(This is a guest post from Sandra Bass,
Program officer at the David & Lucile Packard Foundation, who is covering the Council on Foundations Conference for Tactical Philanthropy)
By Sandra Bass
Zzzzzzzzz…..okay it’s not like I shouldn’t have know better…I mean the title of the session did have the word “counting” in it…so that the session “Beyond Counting: What can we learn from Diversity related research” turned out to be a bit of a snooze is not surprising. That said, I think this was a ‘sleeper” session in more ways then one.
Before I launch into my thoughts on this I should disclose….I am an African American woman…I’m also very tall, a native Californian, a daughter, a sister, and an auntie and I have this odd personality quirk of being both a nerd and an extrovert…(think Urkel on hormone therapy) Yes, like many of us I have multiple identities, but for the purpose of this post, that I am one happy black woman is the most relevant. I also should note that this is me speaking for me…not my organization.
As many of you know a bill was recently introduced in California that would require foundations over a certain size to collect data on the diversity of the organizations they fund to determine how much funding goes to “minority led” organizations: minority led being defined as having a minority ED, 50% or more minority staff and board, and with a stated mission of serving minorities. This bill comes to us courtesy of the Greenlining Institute who conducted their own review of funding to “minority led” organizations by major foundations and found it wanting. The session talked about voluntary efforts within the sector to collect more comprehensive data then that collected by Greenlining to provide a fuller picture of how philanthropy is faring on the diversity front. Even though all the talk of surveys and data gathering made my eyes glaze over, how we define and assess diversity is one of the most pressing issues facing the field.

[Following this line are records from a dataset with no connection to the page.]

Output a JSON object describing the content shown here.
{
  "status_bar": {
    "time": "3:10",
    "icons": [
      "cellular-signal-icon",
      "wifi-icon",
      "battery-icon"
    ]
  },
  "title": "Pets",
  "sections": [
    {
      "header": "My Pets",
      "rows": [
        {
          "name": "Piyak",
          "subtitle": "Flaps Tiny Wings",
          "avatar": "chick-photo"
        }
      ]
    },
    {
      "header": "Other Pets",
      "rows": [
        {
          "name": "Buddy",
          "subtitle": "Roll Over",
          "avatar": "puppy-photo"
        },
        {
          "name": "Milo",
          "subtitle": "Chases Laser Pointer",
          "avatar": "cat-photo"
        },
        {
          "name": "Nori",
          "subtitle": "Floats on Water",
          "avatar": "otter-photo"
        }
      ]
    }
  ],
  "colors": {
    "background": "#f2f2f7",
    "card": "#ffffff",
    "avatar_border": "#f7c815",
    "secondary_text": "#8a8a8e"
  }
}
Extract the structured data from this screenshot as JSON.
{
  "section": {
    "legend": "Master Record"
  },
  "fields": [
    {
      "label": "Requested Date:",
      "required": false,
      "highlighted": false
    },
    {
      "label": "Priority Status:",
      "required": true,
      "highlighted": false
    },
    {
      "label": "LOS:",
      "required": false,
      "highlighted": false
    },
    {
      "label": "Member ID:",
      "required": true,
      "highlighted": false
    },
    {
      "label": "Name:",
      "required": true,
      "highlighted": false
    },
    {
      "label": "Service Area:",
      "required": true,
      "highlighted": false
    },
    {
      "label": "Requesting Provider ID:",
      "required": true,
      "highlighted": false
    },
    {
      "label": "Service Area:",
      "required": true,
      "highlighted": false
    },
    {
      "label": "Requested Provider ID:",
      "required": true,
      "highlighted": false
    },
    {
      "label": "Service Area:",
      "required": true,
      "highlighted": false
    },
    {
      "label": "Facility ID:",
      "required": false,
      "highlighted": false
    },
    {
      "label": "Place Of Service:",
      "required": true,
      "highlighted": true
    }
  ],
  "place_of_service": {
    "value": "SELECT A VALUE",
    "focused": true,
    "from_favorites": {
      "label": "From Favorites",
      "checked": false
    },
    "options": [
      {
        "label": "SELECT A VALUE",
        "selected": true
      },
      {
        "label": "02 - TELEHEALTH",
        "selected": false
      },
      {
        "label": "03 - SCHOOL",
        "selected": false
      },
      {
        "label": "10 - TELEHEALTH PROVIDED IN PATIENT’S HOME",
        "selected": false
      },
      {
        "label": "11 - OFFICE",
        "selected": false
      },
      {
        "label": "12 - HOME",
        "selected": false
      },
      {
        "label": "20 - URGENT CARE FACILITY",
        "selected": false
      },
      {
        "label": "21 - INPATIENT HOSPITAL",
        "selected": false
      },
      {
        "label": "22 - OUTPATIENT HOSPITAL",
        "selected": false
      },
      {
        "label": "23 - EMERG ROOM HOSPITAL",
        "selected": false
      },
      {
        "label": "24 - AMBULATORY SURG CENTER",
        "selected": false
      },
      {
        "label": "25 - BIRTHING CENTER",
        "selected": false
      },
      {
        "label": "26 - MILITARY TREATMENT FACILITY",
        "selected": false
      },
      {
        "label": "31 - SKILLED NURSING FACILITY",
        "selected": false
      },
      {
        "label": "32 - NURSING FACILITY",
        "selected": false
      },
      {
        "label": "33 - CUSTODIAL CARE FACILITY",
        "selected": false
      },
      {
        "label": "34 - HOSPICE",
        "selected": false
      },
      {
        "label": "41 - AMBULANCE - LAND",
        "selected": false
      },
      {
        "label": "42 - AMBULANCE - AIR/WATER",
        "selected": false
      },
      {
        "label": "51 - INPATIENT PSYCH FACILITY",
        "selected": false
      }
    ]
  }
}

As today’s breakfast plenary poll showed, diversity is not our strength as a sector, however Greenlining definition of “minority-led” organizations is far too limited to fully articulate the range of foundation funding that goes to organizations and programs benefiting minorities. While I personally don’t think Greenlining was being intentionally malevolent in pushing for this legislation (in fact one could argue that their actions have raised the profile of this issue within our sector) I do think they are misdirected….let me count the ways:
- While building and supporting minority leadership within the sector is a critical need, being a minority does not guarantee that a person will represent or serve the community of their racial/ethnic origin…let’s consider for example, the Clarence Thomas phenomenon. Although I haven’t seen the official DNA results, I’m betting Clarence Thomas is a black man. I’m a black woman…based on this logic, my interests are all taken care of in the Supreme Court because one of mine is sitting up there…yeah right.
- I know an organization in the mid-west that came up with the great idea of helping poor people in the inner cities get to jobs in the suburbs by giving them low-interest loans to buy cars. An impact evaluation of their work found that once people had cars they could access higher paying jobs which increased their standard of living significantly. At one of their sites about 80% of the loan recipients were black. The CEO of this organization is white, and I suspect his organization would have a hard time meeting the “minority led” criteria as defined by Greenlining. So this program which has helped lift many black families out of poverty would not pass muster.
- And at the end of the day, perhaps the most important reason these efforts will not lead to the desired change is that diversity is not about bean…or in this case head counting. As Mark Rosenman eloquently said in a recent Chronicle of Philanthropy op ed. “Diversity is not a question of inviting others into your house. The question is how the house might be renovated so it reflects the designs of all now in it”. We’re talking culture shift not counting.
Yes, we as a field have a lot of work to do on the diversity front, and yes, we should care that there are so few people of color working in philanthropy and leading non-profit organizations. However there are concrete actions that can be taken (like leadership development, organizational capacity building, voluntary sector-wide data collection, and strategic partnering) that can help us get there a lot faster then filling out forms to meet a government mandate.